D’abord prisé d’une clientèle locale, essentiellement des marins et des touristes de passage, il est découvert par Albert Marquet et Jean Cocteau. Son exposition en 1925 à la galerie parisienne Pierre Loeb est une consécration. Coup du destin, il mourut accidentellement avant de connaître véritablement la célébrité. Toutefois, son fils Gilbert reprit le flambeau familial dans un style quelque peu différent.

 

Lapique

Charles Lapique

Le Torpilleur, 1929, huile sur toile

Charles Lapicque a peint son Torpilleur en 1929, avec à l’esprit la rigueur de la construction cubiste : d’un bout à l’autre de la toile, la ligne de flottaison qui « pose » le navire comme la bulle d’un niveau, les deux verticales des mâts renchérissant sur la colonne de fumée centrale, d’épaisses touches de bleu sur du blanc. Ingénieur de formation, passionné d’optique, il est à l’origine d’un art issu d’une pratique autodidacte, qui atteste dès l’immédiat après-guerre d’une grande indépendance vis-à-vis de courants multiples. En 1941, il devient l’un des théoriciens du groupe des Jeunes peintres de Tradition française et exerce une profonde influence sur les peintres de sa génération (Bazaine, Manessier, Tal Coat…). Lapicque, en scientifique, toujours en recherche, a développé sa vie durant un œuvre conciliant le non-figuratif et le réel, qu’il chercha à l’origine chez un artiste comme Derain. Son Torpilleur, cimentant l’espace en différents tons de bleus, rappelle l’opacité du verre à vitrail. Lapicque est le plus inattendu, le plus moderne des « peintres de la marine ».

Marquet

Albert Marquet

L'Eté, la plage des Sables d'Olonne, 1933, huile sur toile

Albert Marquet étudie dans l'atelier de Gustave Moreau, aux côtés d'Henri Matisse et de Henri Manguin et compte ainsi parmi les « fauves » qui firent scandale au Salon d'Automne de 1905. Couleurs violentes, raccourcis de cadrages, reniement de perspective irritent alors la critique. Mais la palette de l'artiste progressivement s'assagit pour se concentrer sur le rendu subtil des états de l'eau. Attiré par les côtes atlantiques et encouragé par son ami Paul Signac, qui lui fait découvrir La Rochelle, il fit deux séjours aux Sables-d'Olonne, où il retrouva son ami Jean Launois rencontré en Algérie à la Villa Abd-el-Tif. En 1921, il s'installe au port de La Chaume qu'il aquarellise. En 1933, il prend un hôtel sur le remblai et ouvre sa fenêtre qui devient le cadre de la composition. Le musée conserve deux vues de la plage des Sables-d'Olonne. Par temps gris, elle privilégie le jeu des diagonales, les variations de bleus et de gris, la matière des vagues. Par temps radieux, elle renoue avec la palette acidulée des « fauves » et saisit l'agitation de la plage, ses tentes et ses baigneurs.

Survage

Léopold Survage

Le Déjeuner sur l'herbe, 1937-1938, huile sur toile

D'origine russe, Léopold Survage arrive à Paris en 1908, très influencé par les peintres de l'avant-garde française découverts à Moscou dans la collection Chtchoukine. Dabord inscrit à l'académie libre de Matisse, il se rapproche du milieu cubiste et dépose en 1920 avec Archipenko les nouveaux statuts de Section d'Or.

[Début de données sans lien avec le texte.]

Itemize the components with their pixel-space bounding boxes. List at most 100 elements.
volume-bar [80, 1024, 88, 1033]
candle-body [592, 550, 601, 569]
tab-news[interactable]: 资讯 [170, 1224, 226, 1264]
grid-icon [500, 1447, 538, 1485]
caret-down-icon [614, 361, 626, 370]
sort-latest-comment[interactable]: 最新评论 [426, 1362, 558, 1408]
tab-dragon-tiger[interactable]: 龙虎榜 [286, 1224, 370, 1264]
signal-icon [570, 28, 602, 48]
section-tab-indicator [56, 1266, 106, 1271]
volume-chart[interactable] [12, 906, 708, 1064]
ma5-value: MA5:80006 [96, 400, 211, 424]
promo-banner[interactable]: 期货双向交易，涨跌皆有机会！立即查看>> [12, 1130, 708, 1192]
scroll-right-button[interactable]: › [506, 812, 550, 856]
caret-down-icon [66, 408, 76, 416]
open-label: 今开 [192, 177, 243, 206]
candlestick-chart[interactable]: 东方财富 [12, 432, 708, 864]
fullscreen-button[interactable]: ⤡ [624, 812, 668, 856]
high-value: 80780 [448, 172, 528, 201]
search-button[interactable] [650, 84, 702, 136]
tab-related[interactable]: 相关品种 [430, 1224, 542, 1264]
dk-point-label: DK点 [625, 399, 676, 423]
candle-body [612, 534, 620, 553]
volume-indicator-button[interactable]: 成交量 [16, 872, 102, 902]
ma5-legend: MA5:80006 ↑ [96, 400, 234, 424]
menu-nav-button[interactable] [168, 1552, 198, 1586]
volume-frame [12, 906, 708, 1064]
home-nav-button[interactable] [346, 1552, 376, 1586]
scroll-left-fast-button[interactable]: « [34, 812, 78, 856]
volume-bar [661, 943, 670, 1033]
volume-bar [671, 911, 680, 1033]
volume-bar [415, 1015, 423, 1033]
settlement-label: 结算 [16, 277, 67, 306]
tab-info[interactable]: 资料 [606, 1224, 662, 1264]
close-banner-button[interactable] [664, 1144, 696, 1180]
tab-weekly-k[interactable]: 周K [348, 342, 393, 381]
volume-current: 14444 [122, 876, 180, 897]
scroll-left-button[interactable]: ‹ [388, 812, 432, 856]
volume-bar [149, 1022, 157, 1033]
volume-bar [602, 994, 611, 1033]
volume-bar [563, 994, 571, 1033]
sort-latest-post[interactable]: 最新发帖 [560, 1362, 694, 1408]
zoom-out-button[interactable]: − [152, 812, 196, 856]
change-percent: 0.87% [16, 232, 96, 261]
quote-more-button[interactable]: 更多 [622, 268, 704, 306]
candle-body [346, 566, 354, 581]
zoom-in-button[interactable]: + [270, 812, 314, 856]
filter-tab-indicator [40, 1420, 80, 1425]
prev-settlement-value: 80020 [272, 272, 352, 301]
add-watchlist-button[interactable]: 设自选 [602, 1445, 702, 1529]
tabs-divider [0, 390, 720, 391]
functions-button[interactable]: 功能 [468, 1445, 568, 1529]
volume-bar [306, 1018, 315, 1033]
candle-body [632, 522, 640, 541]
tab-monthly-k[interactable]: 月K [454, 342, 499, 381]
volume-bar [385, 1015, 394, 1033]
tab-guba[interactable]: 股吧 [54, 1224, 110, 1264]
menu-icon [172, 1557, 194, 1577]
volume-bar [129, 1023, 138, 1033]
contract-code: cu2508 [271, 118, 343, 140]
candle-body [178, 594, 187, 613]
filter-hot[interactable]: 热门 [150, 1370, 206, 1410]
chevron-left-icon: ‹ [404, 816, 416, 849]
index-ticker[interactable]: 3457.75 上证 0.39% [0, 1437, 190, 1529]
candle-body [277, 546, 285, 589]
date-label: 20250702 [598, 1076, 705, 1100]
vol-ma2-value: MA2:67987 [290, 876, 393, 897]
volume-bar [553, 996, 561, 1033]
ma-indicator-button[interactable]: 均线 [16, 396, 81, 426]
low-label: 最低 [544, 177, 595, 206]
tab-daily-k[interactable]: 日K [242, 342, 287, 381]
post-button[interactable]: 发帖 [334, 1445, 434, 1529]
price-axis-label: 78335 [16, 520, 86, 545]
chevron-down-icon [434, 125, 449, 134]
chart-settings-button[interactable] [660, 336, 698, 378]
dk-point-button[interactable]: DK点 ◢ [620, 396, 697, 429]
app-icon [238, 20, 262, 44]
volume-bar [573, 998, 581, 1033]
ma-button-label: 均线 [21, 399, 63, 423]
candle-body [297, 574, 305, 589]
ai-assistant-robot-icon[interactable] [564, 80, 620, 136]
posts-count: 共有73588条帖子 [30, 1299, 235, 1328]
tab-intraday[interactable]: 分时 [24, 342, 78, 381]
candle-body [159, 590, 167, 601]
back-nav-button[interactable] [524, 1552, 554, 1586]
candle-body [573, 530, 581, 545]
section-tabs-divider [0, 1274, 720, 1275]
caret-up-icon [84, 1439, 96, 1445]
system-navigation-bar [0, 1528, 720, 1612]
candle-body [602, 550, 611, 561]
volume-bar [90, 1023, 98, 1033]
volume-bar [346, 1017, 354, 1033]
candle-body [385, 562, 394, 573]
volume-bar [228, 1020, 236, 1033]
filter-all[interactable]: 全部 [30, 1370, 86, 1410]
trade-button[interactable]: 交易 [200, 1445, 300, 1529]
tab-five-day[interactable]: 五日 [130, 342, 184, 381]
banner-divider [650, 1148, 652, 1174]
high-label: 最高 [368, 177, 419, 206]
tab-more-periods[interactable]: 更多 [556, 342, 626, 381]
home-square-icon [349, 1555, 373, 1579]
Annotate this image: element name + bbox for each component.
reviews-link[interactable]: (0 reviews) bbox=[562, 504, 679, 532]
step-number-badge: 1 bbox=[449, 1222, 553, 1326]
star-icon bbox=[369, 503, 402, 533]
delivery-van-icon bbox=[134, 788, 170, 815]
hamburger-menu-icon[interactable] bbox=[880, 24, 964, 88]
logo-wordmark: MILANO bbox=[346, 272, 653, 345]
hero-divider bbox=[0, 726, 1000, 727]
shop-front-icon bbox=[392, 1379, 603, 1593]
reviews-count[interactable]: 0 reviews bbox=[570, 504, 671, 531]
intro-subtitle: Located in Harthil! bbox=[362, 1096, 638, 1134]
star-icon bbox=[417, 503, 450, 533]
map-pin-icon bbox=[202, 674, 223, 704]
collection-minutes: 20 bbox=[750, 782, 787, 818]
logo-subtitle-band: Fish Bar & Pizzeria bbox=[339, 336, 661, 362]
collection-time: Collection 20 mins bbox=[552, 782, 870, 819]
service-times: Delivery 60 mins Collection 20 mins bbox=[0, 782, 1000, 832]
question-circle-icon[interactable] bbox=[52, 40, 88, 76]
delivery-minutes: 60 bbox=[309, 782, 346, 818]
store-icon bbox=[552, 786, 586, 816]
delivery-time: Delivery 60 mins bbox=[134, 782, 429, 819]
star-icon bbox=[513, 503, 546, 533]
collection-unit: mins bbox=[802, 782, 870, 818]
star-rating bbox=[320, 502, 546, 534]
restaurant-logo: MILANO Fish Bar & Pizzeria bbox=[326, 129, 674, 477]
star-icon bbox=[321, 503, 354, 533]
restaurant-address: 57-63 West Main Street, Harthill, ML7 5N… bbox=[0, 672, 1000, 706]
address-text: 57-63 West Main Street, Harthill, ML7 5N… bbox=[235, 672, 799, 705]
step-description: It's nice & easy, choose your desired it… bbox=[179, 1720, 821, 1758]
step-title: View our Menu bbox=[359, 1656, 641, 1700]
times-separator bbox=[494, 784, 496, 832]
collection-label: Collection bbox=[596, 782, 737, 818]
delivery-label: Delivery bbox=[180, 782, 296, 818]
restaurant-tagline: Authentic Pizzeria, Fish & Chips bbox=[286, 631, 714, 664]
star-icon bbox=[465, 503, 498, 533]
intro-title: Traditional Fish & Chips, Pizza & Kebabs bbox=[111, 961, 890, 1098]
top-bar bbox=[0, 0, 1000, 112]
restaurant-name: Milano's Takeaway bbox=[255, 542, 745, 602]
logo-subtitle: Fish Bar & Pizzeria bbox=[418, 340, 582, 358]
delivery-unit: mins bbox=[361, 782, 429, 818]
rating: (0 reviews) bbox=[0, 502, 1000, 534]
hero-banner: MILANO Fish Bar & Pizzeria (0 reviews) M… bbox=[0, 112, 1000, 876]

Survage veut réaliser un film à partir des des compositions cubistes, Le Rythme coloré : il va progressivement se libérer des théories pour chercher une nouvelle « synthèse plastique » de l’espace. Celle-ci associe des perspectives contradictoires dans une même composition. Survage dit s’être inspiré des reflets des miroirs recouvrant une colonne à l’intérieur d’un magasin. Le Déjeuner sur l'herbe, une vaste composition aux coloris enlevés, relève de la fresque - Survage adule Giotto. L’artiste assouplit son cubisme avec des courbes et des contre-courbes, emprisonnant des fragments de figures et de personnages.

 

Jules Lefranc

Jules Lefranc

Sur le plateau, atelier de la Radiale, 1949, huile sur toile

Le peintre Jules Lefranc a vécu à La Chaume dès 1937, face au port de commerce et aux docks, dans une petite maison où il accueillit des amis peintres : Dominique Lagru, Marcel Favre, Maxime (Voyet) et René Mendès-France, le patron des Surindépendants. La mer lui fournit une source d'inspiration majeure : balises, phares, sémaphores, bastingages, quais, voiles... Jules Lefranc est né à Laval, patrie d'Alfred Jarry et du douanier Rousseau. Alain Gerbaud, le navigateur intellectuel, est un ami de la famille. Exerçant des activités commerciales dans la quincaillerie, l'équipement des bateaux, il vient à la peinture sur le tard. Il s'y consacre exclusivement en 1928. À Paris, aristocratique, lettré, politique, Lefranc se fait une place dans la peinture dite « naïve ». Anatole Jakovsky le prend sous son aile.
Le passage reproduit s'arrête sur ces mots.